Bats have such an extraordinary sense of acoustic perception that they can pinpoint something as small as a mosquito using echolocation. They use sound waves to perceive the shape, size, and texture of objects, and to calculate their three-dimensional location.
Considering that bats have such a superior sense of detecting objects, why do they often collide with walls? A team of scientists at Tel Aviv University (TAU) has found that these collisions do not result from a sensory limitation but rather from an error in acoustic perception.
The TAU researchers released dozens of bats in a corridor blocked by objects of different sizes and made of different materials. The experts were surprised to see that the bats collided with large sponge walls.
“We flew bats down a corridor blocked by objects with different intensity-aperture combinations. To our surprise, bats crashed straight into large walls with weak echo intensity as if they did not exist,” wrote the researchers.
“The echolocation behavior of the bats indicated that they did detect the wall, suggesting that crashing was not a result of limited sensory sensitivity, but of a perceptual deficit.”

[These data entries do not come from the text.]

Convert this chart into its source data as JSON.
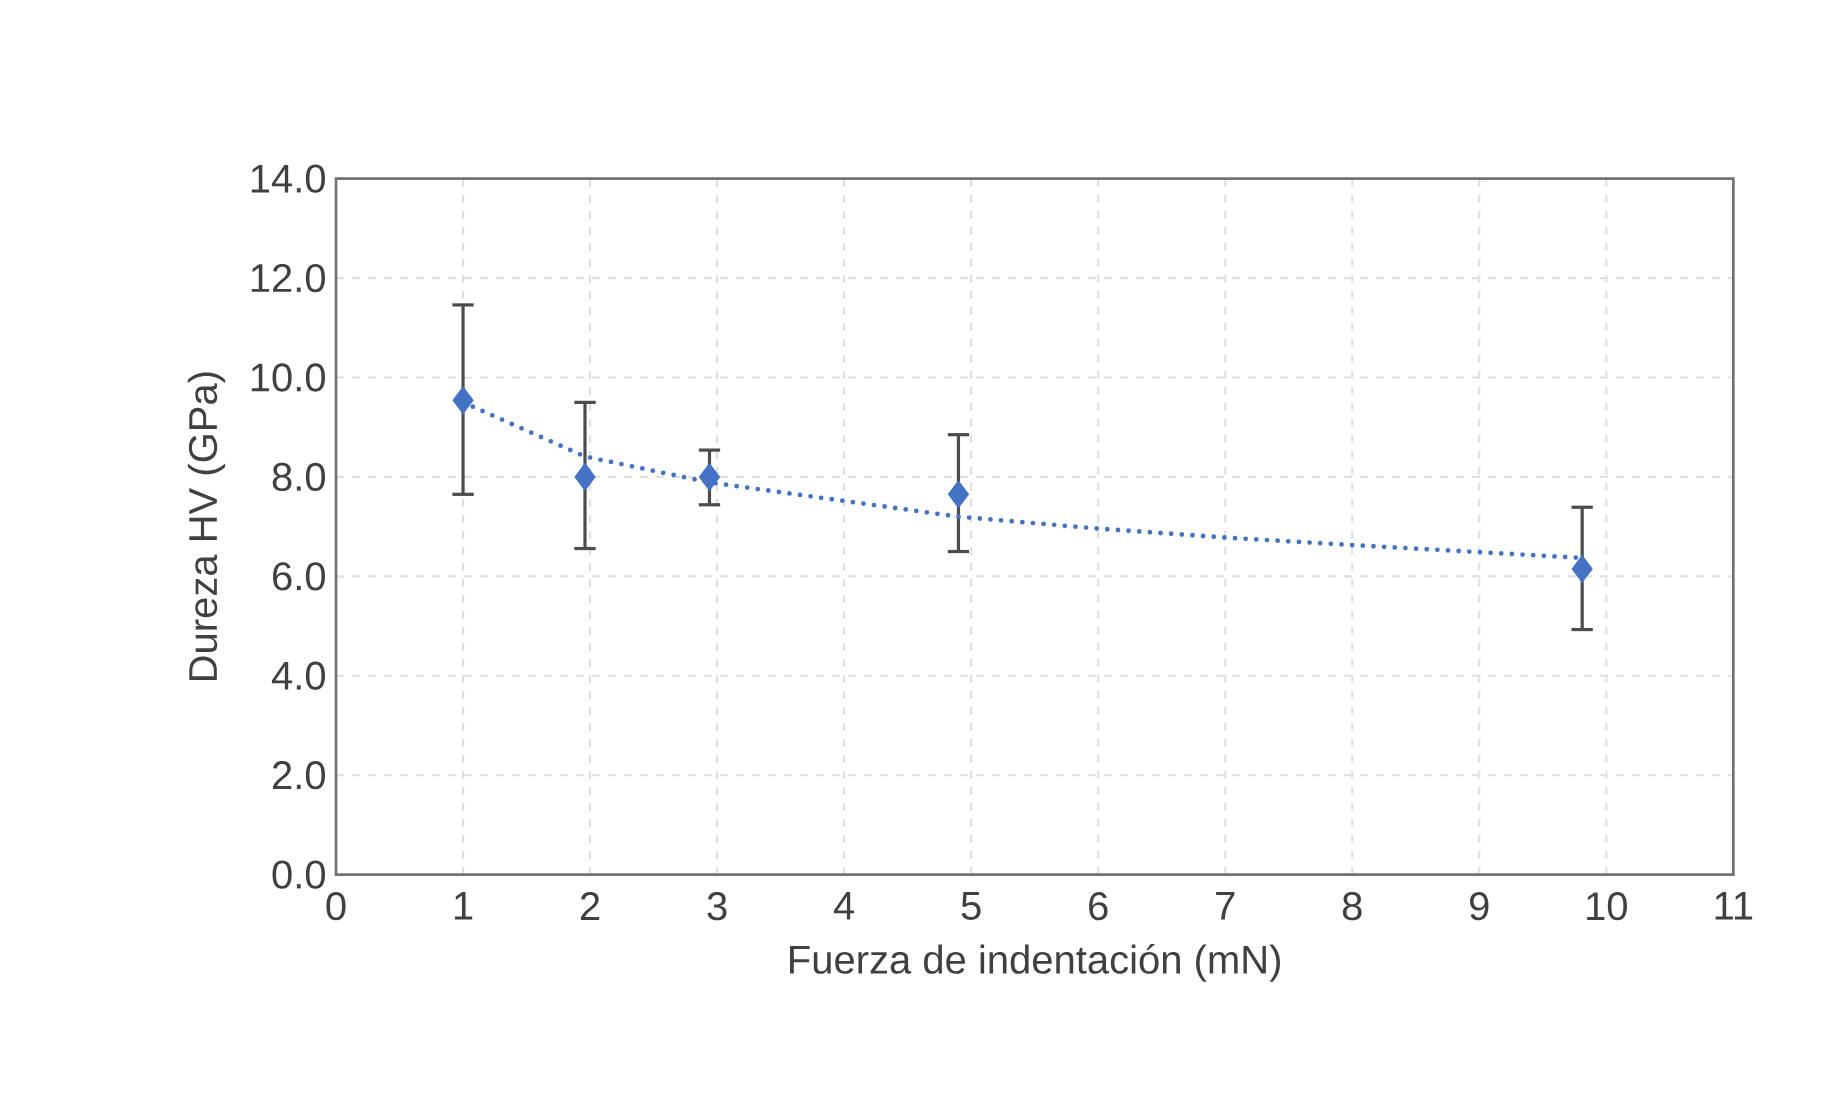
{
  "chart_data": {
    "type": "scatter",
    "xlabel": "Fuerza de indentación (mN)",
    "ylabel": "Dureza HV (GPa)",
    "xlim": [
      0,
      11
    ],
    "xticks": [
      0,
      1,
      2,
      3,
      4,
      5,
      6,
      7,
      8,
      9,
      10,
      11
    ],
    "ylim": [
      0,
      14
    ],
    "yticks": [
      {
        "value": 0,
        "label": "0.0"
      },
      {
        "value": 2,
        "label": "2.0"
      },
      {
        "value": 4,
        "label": "4.0"
      },
      {
        "value": 6,
        "label": "6.0"
      },
      {
        "value": 8,
        "label": "8.0"
      },
      {
        "value": 10,
        "label": "10.0"
      },
      {
        "value": 12,
        "label": "12.0"
      },
      {
        "value": 14,
        "label": "14.0"
      }
    ],
    "grid": true,
    "series": [
      {
        "color": "#4472c4",
        "marker": "diamond",
        "x": [
          1,
          1.96,
          2.94,
          4.9,
          9.81
        ],
        "values": [
          9.54,
          8.0,
          8.0,
          7.65,
          6.15
        ],
        "errors": [
          [
            7.65,
            11.46
          ],
          [
            6.56,
            9.5
          ],
          [
            7.44,
            8.54
          ],
          [
            6.5,
            8.85
          ],
          [
            4.93,
            7.39
          ]
        ]
      },
      {
        "type": "line",
        "color": "#4472c4",
        "line_style": "dotted",
        "marker": "none",
        "x": [
          1,
          1.96,
          2.94,
          4.9,
          6,
          7,
          8,
          9.81
        ],
        "values": [
          9.5,
          8.41,
          7.89,
          7.2,
          6.96,
          6.78,
          6.63,
          6.37
        ]
      }
    ]
  }
}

The experts referred to the cause of the collisions as acoustic misperception. The team speculates that the misperception occurs due to the unexpected combination of a large object and a weak echo. This disrupts the bats’ sensory perception and causes them to ignore the obstacle, similar to how people run into transparent walls.
The researchers concluded that the bats’ acoustic perception depends on a typical correlation of the dimensions with objects in nature – a large object should produce a strong echo and a small object a weak echo.
“By presenting the bats with objects whose acoustic dimensions are not coherent, we were able to mislead them, creating a misconception that caused them to repeatedly try to fly into a wall even though they had identified it with their sonar,” said Dr. Danilovich. “The experiment gives us a peek into how the world is perceived by these creatures, whose senses are so unique and different from ours.”
The study is published in the journal PNAS.